Hosted instance: https://pair-code.github.io/lit/demos/glue.html?models=stsb&dataset=stsb_dev
Code: https://github.com/PAIR-code/lit/blob/main/lit_nlp/examples/glue_demo.py

  • STS-B textual similarity task, predicting scores on a range from 0 (unrelated) to 5 (very similar).
  • BERT models built on HuggingFace TF2 (Keras).
  • Supports a wide range of LIT interpretability features:
    • Model output scores and metrics.
    • Scatter plot of scores and error, and jitter plot of true labels for quick filtering.
    • Embedding projector to find clusters in representation space.
    • Integrated Gradients, LIME, and other salience methods.
    • Attention visualization.

Sequence-to-Sequence

Open-source T5

Code: https://github.com/PAIR-code/lit/blob/main/lit_nlp/examples/t5_demo.py

  • Supports HuggingFace TF2 (Keras) models as well as TensorFlow SavedModel formats.
  • Visualize beam candidates and highlight diffs against references.
  • Visualize per-token decoder hypotheses to see where the model veers away from desired output.
  • Filter examples by ROUGE score against reference.
  • Embeddings from last layer of model, visualized with UMAP or PCA.
  • Task wrappers to handle pre- and post-processing for summarization and machine translation tasks.
  • Pre-loaded eval sets for CNNDM and WMT.

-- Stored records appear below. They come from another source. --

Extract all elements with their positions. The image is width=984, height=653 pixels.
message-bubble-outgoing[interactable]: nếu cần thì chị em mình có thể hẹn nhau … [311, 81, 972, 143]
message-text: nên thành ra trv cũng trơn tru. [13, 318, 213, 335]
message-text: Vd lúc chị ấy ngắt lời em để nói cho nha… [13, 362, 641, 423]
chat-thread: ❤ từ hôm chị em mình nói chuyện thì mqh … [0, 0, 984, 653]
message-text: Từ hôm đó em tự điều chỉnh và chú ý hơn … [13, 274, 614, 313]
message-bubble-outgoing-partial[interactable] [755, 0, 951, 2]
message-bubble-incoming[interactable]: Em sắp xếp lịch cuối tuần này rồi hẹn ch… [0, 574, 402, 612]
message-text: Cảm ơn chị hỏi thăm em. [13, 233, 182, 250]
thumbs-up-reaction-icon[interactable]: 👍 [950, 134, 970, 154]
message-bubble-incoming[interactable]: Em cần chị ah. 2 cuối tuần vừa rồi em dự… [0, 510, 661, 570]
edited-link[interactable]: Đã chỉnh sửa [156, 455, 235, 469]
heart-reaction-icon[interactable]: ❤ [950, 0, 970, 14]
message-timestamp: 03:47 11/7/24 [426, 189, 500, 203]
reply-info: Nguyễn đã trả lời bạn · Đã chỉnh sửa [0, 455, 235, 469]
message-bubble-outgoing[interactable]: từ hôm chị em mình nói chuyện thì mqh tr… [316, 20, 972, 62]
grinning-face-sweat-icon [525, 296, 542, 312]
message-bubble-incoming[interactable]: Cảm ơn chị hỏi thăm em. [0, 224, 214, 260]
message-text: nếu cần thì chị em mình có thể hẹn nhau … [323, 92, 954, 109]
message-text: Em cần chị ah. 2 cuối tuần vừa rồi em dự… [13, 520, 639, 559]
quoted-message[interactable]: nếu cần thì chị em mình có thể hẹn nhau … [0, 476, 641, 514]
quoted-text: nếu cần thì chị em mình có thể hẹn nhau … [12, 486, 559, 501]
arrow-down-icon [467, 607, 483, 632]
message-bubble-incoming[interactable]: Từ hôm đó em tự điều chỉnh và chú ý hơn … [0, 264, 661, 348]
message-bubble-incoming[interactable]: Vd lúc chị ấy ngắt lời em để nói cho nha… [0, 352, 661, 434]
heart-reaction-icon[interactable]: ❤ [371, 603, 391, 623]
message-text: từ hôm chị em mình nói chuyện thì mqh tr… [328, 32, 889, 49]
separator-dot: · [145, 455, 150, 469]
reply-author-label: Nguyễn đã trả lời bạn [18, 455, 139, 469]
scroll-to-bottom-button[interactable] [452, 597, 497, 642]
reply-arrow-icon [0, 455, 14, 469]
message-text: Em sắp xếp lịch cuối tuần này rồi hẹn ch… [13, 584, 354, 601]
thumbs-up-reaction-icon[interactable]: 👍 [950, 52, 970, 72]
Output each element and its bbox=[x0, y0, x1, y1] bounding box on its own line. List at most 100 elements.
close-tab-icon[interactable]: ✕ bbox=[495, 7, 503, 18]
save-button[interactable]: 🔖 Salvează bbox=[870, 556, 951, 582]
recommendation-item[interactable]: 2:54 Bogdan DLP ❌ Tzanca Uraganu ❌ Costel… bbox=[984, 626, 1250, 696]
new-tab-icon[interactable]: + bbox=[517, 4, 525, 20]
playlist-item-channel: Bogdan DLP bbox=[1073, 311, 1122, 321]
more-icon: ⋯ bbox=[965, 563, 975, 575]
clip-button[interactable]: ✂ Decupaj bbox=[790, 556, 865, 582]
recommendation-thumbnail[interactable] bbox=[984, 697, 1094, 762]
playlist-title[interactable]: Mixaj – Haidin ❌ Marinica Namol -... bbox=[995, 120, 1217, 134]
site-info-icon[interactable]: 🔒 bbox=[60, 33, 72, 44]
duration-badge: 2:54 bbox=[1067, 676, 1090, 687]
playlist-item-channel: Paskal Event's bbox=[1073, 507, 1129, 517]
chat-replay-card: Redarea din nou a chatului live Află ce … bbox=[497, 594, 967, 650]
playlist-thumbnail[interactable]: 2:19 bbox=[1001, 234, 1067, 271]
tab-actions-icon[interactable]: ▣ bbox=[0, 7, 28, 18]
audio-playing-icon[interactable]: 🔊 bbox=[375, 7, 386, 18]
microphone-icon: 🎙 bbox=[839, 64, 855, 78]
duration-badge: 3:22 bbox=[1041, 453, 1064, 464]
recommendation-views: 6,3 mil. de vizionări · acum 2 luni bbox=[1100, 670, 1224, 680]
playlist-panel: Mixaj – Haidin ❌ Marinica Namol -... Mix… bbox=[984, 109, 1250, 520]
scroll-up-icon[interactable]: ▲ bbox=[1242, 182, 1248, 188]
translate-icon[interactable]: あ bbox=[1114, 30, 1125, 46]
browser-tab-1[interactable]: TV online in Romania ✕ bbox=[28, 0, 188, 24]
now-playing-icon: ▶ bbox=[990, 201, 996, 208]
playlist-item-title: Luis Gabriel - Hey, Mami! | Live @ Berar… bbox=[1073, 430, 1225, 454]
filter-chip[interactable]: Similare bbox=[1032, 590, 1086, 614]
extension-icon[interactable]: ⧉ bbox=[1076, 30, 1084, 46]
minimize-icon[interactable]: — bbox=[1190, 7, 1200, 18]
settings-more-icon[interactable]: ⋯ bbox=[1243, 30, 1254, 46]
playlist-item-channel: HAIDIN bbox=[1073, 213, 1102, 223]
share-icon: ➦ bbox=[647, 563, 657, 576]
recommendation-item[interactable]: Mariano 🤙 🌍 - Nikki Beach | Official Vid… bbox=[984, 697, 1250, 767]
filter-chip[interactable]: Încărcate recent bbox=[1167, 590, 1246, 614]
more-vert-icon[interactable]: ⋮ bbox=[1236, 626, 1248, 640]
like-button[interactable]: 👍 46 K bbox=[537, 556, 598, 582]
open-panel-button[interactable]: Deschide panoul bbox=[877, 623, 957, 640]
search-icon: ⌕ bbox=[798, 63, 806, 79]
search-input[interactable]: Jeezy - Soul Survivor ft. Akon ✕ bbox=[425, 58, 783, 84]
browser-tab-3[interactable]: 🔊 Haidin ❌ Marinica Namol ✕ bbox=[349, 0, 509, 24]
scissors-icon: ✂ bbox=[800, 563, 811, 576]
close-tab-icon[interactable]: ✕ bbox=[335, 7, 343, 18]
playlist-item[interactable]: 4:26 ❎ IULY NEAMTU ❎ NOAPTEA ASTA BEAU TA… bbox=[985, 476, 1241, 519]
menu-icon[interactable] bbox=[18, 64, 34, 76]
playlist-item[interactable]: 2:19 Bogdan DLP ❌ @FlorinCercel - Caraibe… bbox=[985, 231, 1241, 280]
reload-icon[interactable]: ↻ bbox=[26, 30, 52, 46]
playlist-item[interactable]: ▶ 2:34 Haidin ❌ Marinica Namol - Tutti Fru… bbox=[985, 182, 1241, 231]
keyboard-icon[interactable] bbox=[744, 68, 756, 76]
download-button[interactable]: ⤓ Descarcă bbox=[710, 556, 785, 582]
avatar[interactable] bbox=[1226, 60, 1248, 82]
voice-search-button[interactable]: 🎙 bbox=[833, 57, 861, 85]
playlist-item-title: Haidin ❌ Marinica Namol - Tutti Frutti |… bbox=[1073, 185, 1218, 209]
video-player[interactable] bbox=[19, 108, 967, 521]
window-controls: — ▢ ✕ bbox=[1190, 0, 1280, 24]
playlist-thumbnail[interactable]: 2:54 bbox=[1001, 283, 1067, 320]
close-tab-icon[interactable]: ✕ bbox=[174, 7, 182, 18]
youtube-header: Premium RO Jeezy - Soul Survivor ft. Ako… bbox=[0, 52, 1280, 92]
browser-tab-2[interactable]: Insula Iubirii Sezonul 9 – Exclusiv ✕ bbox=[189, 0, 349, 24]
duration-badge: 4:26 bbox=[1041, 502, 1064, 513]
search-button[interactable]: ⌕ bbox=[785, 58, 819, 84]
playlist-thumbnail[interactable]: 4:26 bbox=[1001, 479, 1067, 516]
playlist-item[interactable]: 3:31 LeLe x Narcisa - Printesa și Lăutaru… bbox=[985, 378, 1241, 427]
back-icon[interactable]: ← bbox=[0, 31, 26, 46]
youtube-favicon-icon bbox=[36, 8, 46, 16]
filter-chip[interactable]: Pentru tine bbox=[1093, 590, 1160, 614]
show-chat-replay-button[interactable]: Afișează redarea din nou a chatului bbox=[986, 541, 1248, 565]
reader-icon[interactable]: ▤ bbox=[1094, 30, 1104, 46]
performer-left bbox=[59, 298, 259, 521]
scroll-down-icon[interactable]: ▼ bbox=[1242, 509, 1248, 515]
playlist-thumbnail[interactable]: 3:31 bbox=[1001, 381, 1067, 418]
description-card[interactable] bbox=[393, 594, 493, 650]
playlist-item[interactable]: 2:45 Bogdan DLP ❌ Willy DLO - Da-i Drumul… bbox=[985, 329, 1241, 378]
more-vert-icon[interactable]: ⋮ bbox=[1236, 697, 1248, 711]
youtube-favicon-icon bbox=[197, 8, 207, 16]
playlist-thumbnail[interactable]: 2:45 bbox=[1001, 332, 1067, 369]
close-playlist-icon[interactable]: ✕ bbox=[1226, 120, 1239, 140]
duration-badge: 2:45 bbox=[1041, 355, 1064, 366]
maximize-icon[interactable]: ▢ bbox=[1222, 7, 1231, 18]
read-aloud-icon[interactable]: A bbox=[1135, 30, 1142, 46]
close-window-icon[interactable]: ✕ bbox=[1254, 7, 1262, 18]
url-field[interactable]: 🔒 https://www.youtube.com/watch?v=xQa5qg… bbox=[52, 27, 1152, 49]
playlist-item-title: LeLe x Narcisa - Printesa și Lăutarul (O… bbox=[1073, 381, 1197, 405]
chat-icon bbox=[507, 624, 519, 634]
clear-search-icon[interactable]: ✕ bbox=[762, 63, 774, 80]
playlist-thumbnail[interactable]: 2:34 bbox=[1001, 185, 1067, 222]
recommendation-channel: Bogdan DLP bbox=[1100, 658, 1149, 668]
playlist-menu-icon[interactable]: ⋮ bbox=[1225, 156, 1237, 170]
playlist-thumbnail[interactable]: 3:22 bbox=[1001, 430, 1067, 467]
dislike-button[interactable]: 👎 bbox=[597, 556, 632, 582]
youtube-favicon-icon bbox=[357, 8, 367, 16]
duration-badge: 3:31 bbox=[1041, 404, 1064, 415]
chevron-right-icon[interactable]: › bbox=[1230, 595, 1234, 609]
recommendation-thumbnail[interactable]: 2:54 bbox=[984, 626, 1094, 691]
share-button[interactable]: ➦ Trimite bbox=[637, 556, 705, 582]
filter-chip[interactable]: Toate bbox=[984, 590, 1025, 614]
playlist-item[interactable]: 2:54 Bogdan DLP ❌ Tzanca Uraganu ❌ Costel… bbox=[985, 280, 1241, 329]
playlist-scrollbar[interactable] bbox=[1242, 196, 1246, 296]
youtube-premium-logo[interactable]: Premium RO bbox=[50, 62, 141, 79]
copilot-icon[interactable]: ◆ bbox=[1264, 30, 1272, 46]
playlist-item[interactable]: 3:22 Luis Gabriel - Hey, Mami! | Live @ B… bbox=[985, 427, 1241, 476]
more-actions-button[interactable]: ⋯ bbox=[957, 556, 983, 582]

Tip: check out a case study for this demo on the public LIT website: https://pair-code.github.io/lit/tutorials/generation


Language Modeling

BERT and GPT-2

Code: https://github.com/PAIR-code/lit/blob/main/lit_nlp/examples/lm_demo.py

  • Compare multiple BERT and GPT-2 models side-by-side on a variety of plain-text corpora.
  • LM visualization supports different modes:
    • BERT masked language model: click-to-mask, and query model at that position.
    • GPT-2 shows left-to-right hypotheses for each target token.
  • Embedding projector to show latent space of the model.

Structured Prediction

Gender Bias in Coreference

Code: https://github.com/PAIR-code/lit/blob/main/lit_nlp/examples/coref/coref_demo.py

  • Gold-mention coreference model, trained on OntoNotes.
  • Evaluate on the Winogender schemas (Rudinger et al. 2018) which test for gendered associations with profession names.
  • Visualizations of coreference edges, as well as binary classification between two candidate referents.
  • Stratified metrics for quantifying model bias as a function of pronoun gender or Bureau of Labor Statistics profession data.

Tip: check out a case study for this demo on the public LIT website: https://pair-code.github.io/lit/tutorials/coref


Multimodal

Tabular Data: Penguin Classification

Code: https://github.com/PAIR-code/lit/blob/main/lit_nlp/examples/penguin_demo.py

  • Binary classification on penguin dataset.
  • Showing using of LIT on non-text data (numeric and categorical features).
  • Use partial-dependence plots to understand feature importance on individual examples, selections, or the entire evaluation dataset.
  • Use binary classifier threshold setters to find best thresholds for slices of examples to achieve specific fairness constraints, such as demographic parity.

Image Classification with MobileNet

Code: https://github.com/PAIR-code/lit/blob/main/lit_nlp/examples/image_demo.py

  • Classification on ImageNet labels using a MobileNet model.
  • Showing using of LIT on image data.
  • Explore results of multiple gradient-based image saliency techniques in the Salience Maps module.